I've been working as managing editor of an association magazine in DC since May 2007, and I returned to school at George Washington University last fall to work on a master's degree in publishing. Between 2.5+ hours of commuting every day, the higher demands of the new job, course work, and trying to maintain a bit of freelancing I still do for the University of Missouri Press, my time has been pretty much taken up. Which explains why I sent out no Christmas cards last year and why Laura and Jim have become rather adept at feeding themselves in the evenings.
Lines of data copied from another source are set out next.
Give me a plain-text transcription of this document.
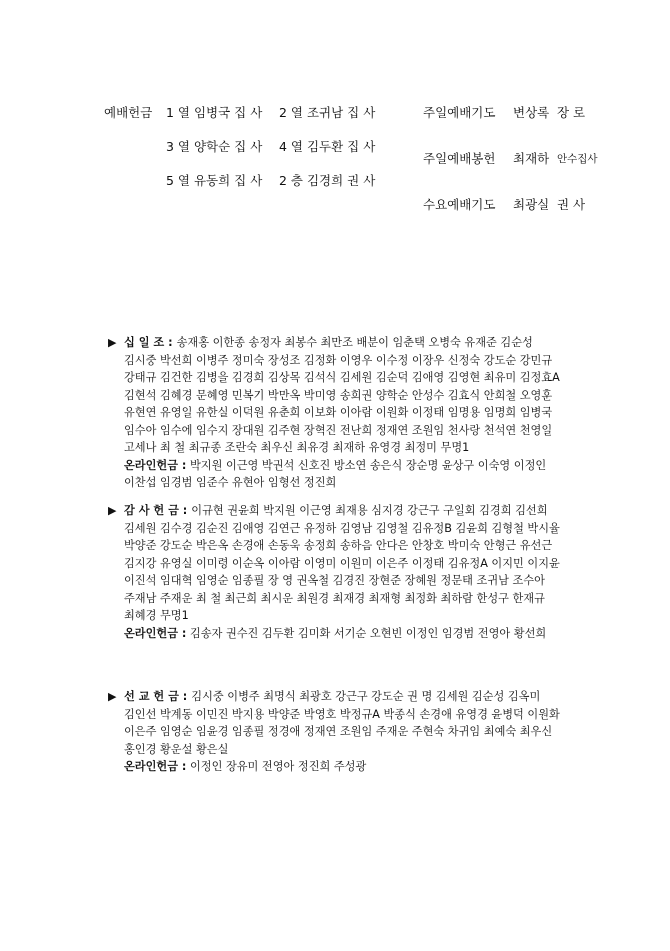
예배헌금	1 열 임병국 집 사 2 열 조귀남 집 사
3 열 양학순 집 사 4 열 김두환 집 사
5 열 유동희 집 사 2 층 김경희 권 사
주일예배기도	변상록 장 로
주일예배봉헌	최재하 안수집사
수요예배기도	최광실 권 사
▶ 십 일 조 : 송재홍 이한종 송정자 최봉수 최만조 배분이 임춘택 오병숙 유재준 김순성
김시중 박선희 이병주 정미숙 장성조 김정화 이영우 이수정 이장우 신정숙 강도순 강민규
강태규 김건한 김병을 김경희 김상목 김석식 김세원 김순덕 김애영 김영현 최유미 김정효A
김현석 김혜경 문혜영 민복기 박만옥 박미영 송희권 양학순 안성수 김효식 안희철 오영훈
유현연 유영일 유한실 이덕원 유춘희 이보화 이아람 이원화 이정태 임명용 임명희 임병국
임수아 임수에 임수지 장대원 김주현 장혁진 전난희 정재연 조원임 천사랑 천석연 천영일
고세나 최 철 최규종 조란숙 최우신 최유경 최재하 유영경 최정미 무명1
온라인헌금 : 박지원 이근영 박권석 신호진 방소연 송은식 장순명 윤상구 이숙영 이정인
이찬섭 임경범 임준수 유현아 임형선 정진희
▶ 감 사 헌 금 : 이규현 권윤희 박지원 이근영 최재용 심지경 강근구 구일회 김경희 김선희
김세원 김수경 김순진 김애영 김연근 유정하 김영남 김영철 김유정B 김윤희 김형철 박시율
박양준 강도순 박은옥 손경애 손동욱 송정희 송하음 안다은 안창호 박미숙 안형근 유선근
김지강 유영실 이미령 이순옥 이아람 이영미 이원미 이은주 이정태 김유정A 이지민 이지윤
이진석 임대혁 임영순 임종필 장 영 권옥철 김경진 장현준 장혜원 정문태 조귀남 조수아
주재남 주재운 최 철 최근희 최시운 최원경 최재경 최재형 최정화 최하람 한성구 한재규
최혜경 무명1
온라인헌금 : 김송자 권수진 김두환 김미화 서기순 오현빈 이정인 임경범 전영아 황선희
▶ 선 교 헌 금 : 김시중 이병주 최명식 최광호 강근구 강도순 권 명 김세원 김순성 김옥미
김인선 박계동 이민진 박지용 박양준 박영호 박정규A 박종식 손경애 유영경 윤병덕 이원화
이은주 임영순 임윤경 임종필 정경애 정재연 조원임 주재운 주현숙 차귀임 최예숙 최우신
홍인경 황운설 황은실
온라인헌금 : 이정인 장유미 전영아 정진희 주성광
Now, regarding "how my mother did ... "--let me add to the "cut up chickens" thread. Mom fixed fried chicken every Wednesday night. She would buy whole fryers at the store and cut them up in the sink. Chicken bones cracked and popped as the fryer was dismembered into "parts" that had no final resemblance to living fowl. I remember searching for bits of free-floating white meat, unattached to any bones at all, and shunning the other oddly shaped pieces. I also remember the first time I saw fried chicken at a friend's house and could identify pieces like wings, legs, and so on. It was a revelation. I'm sure the horror of my mom's fried chicken has been amplified by memory and passage of time--but to this day I, like Jan, buy boneless chicken breasts.